La cérémonie organisée par Macron le 7 février, en hommage aux 42 ressortissants français morts en Israël lors du raid du Hamas, a soulevé une polémique pour savoir si des députés de la France insoumise pouvaient ou non y assister. Qu’est-ce qui les démangeait tant de vouloir en être ? Car, sous prétexte de soulager, au nom de la France entière, la peine des familles des victimes, cet « hommage national » vise surtout à réitérer le soutien inconditionnel de la France à la guerre menée par l’État d’Israël.
Ce soutien souligne toute l’hypocrisie du ministre français des Affaires étrangères, qui va prêcher la modération en Israël, demandant qu’il n’y ait « aucun cas de déplacement forcé de Palestiniens, ni en dehors de Gaza, ni en dehors de la Cisjordanie ». C’est la seule chose qu’il craint, tout comme la craint le secrétaire d’État américain Blinken, de retour pour la cinquième fois au Moyen-Orient : que le massacre des Palestiniens par Israël déstabilise la région, entre autres par des exodes massifs vers l’Égypte voisine, qui n’en veut pas, ou vers d’autres pays proches.

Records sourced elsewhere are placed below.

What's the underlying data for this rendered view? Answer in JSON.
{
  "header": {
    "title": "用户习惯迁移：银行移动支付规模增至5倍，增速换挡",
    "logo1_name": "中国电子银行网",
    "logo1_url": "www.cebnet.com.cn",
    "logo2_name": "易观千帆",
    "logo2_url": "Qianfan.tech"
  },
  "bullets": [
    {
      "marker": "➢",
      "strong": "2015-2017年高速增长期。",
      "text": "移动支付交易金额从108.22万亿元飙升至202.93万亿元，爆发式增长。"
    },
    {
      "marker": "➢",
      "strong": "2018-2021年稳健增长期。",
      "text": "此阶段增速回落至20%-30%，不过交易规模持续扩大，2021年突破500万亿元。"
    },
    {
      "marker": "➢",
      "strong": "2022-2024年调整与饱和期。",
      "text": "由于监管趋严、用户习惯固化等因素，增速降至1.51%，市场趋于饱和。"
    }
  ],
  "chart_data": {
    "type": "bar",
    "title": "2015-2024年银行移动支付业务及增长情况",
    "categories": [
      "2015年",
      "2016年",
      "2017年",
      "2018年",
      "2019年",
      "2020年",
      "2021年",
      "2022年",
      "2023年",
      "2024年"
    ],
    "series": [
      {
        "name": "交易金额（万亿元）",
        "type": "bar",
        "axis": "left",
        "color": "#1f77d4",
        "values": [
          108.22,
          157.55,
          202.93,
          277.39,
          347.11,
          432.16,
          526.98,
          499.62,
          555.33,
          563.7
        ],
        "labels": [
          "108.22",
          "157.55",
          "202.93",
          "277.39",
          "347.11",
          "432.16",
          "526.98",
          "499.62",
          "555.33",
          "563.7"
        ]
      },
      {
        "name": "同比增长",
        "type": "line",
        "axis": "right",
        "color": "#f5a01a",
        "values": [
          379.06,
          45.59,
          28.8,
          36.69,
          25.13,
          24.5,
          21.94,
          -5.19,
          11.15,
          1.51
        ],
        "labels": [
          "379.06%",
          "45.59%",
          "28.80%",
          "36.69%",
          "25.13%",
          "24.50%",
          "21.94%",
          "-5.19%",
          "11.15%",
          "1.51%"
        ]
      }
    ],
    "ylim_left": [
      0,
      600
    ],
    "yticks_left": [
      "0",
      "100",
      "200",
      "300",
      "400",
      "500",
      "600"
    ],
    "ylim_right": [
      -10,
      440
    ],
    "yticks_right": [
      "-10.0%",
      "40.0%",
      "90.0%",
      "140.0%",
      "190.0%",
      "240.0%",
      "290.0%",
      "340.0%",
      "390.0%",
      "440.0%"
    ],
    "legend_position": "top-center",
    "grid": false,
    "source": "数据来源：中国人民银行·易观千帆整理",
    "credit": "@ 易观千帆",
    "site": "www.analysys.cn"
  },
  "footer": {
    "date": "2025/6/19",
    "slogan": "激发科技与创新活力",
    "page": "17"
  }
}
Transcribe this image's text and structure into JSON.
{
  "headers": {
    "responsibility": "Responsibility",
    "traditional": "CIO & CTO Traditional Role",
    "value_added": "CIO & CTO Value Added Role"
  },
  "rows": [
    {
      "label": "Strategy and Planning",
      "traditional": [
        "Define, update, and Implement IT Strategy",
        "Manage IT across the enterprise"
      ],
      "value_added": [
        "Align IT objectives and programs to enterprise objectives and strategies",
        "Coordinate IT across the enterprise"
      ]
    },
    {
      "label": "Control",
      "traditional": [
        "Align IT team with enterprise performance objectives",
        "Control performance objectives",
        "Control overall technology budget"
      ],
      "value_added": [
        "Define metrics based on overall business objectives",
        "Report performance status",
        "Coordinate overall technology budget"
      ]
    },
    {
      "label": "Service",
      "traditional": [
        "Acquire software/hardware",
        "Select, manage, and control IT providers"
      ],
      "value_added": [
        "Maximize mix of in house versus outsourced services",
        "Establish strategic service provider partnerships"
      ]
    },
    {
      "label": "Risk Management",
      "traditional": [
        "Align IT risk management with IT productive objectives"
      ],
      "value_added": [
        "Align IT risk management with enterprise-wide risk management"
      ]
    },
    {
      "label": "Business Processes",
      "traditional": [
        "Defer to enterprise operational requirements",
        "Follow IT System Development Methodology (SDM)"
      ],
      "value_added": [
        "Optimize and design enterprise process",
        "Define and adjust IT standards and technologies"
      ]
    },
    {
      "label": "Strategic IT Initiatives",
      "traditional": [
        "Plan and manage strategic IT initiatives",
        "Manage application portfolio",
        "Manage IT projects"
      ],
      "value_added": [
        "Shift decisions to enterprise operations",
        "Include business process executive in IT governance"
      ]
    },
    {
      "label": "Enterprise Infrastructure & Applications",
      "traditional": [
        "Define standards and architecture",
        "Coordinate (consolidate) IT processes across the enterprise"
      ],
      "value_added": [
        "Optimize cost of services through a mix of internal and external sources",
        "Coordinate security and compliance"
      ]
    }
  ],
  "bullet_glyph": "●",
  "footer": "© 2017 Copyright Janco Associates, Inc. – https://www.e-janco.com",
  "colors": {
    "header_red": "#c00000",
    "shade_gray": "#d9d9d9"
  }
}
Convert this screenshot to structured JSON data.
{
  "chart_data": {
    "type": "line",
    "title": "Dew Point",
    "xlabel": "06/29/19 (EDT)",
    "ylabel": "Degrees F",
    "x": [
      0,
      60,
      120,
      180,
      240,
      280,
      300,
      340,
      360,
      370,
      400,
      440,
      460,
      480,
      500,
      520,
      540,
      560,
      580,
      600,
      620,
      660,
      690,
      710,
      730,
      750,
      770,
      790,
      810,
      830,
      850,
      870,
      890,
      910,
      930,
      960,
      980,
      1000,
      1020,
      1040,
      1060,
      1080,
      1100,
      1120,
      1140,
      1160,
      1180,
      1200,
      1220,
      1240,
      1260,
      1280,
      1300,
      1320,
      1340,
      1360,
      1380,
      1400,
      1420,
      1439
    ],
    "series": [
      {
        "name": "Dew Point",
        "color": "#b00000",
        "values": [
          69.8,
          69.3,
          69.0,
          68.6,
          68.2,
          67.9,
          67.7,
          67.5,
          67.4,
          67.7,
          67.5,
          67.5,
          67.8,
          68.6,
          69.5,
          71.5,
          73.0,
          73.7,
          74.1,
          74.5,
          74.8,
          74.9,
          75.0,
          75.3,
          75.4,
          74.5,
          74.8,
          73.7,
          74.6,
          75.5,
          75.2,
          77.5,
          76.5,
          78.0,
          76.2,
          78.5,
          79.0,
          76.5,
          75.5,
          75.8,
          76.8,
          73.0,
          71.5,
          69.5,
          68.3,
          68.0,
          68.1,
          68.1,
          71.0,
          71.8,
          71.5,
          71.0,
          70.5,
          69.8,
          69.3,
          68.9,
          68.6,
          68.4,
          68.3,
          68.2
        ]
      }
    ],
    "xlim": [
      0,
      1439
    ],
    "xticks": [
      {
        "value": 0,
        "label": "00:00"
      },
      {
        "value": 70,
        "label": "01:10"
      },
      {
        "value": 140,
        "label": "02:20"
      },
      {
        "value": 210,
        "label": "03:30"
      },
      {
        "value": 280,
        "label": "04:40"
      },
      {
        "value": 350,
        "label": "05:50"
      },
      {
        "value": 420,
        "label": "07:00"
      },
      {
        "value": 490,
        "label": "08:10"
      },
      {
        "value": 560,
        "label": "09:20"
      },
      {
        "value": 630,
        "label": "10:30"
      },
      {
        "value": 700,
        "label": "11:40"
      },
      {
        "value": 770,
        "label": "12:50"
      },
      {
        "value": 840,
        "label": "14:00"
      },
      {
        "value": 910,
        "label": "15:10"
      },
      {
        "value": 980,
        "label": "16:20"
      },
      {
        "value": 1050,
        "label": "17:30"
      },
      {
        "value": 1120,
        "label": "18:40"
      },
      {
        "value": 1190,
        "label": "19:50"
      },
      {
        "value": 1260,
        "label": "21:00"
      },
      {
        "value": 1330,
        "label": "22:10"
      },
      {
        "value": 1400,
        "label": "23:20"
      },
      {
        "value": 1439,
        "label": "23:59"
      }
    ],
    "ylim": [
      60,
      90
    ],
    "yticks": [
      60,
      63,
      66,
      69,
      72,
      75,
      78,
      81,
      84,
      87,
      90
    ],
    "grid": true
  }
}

Déjà plus de 27 500 morts à Gaza. Plus de la moitié de la population de la bande, soit 1,3 million de Gazaouis, ont fui le nord en ruine pour se réfugier dans la ville de Rafah, à la frontière égyptienne, où les bombardements massifs ont commencé. À cette frontière, l’extrême droite israélienne organise des blocages de l’acheminement d’aide humanitaire dans le but d’affamer Gaza. Le gouvernement israélien, lui, accuse l’UNRWA (l’organisation de l’ONU de secours aux réfugiés palestiniens) d’héberger des partisans du Hamas, et aurait même bombardé un de ses convois le 5 février.
La guerre a ses répercussions dans les pays voisins : indignation des populations, solidaires du peuple palestinien malgré les liens que leurs propres gouvernements ont noués, sous la houlette des États-Unis et de leurs « accords d’Abraham » avec Israël. Et, de peur qu’elle ne dérape, ce sont les États-Unis eux-mêmes qui l’étendent en bombardant au Yémen pour protéger le trafic commercial en mer Rouge ; en Syrie et en Irak contre les milices islamistes susceptibles de soutenir le Hamas.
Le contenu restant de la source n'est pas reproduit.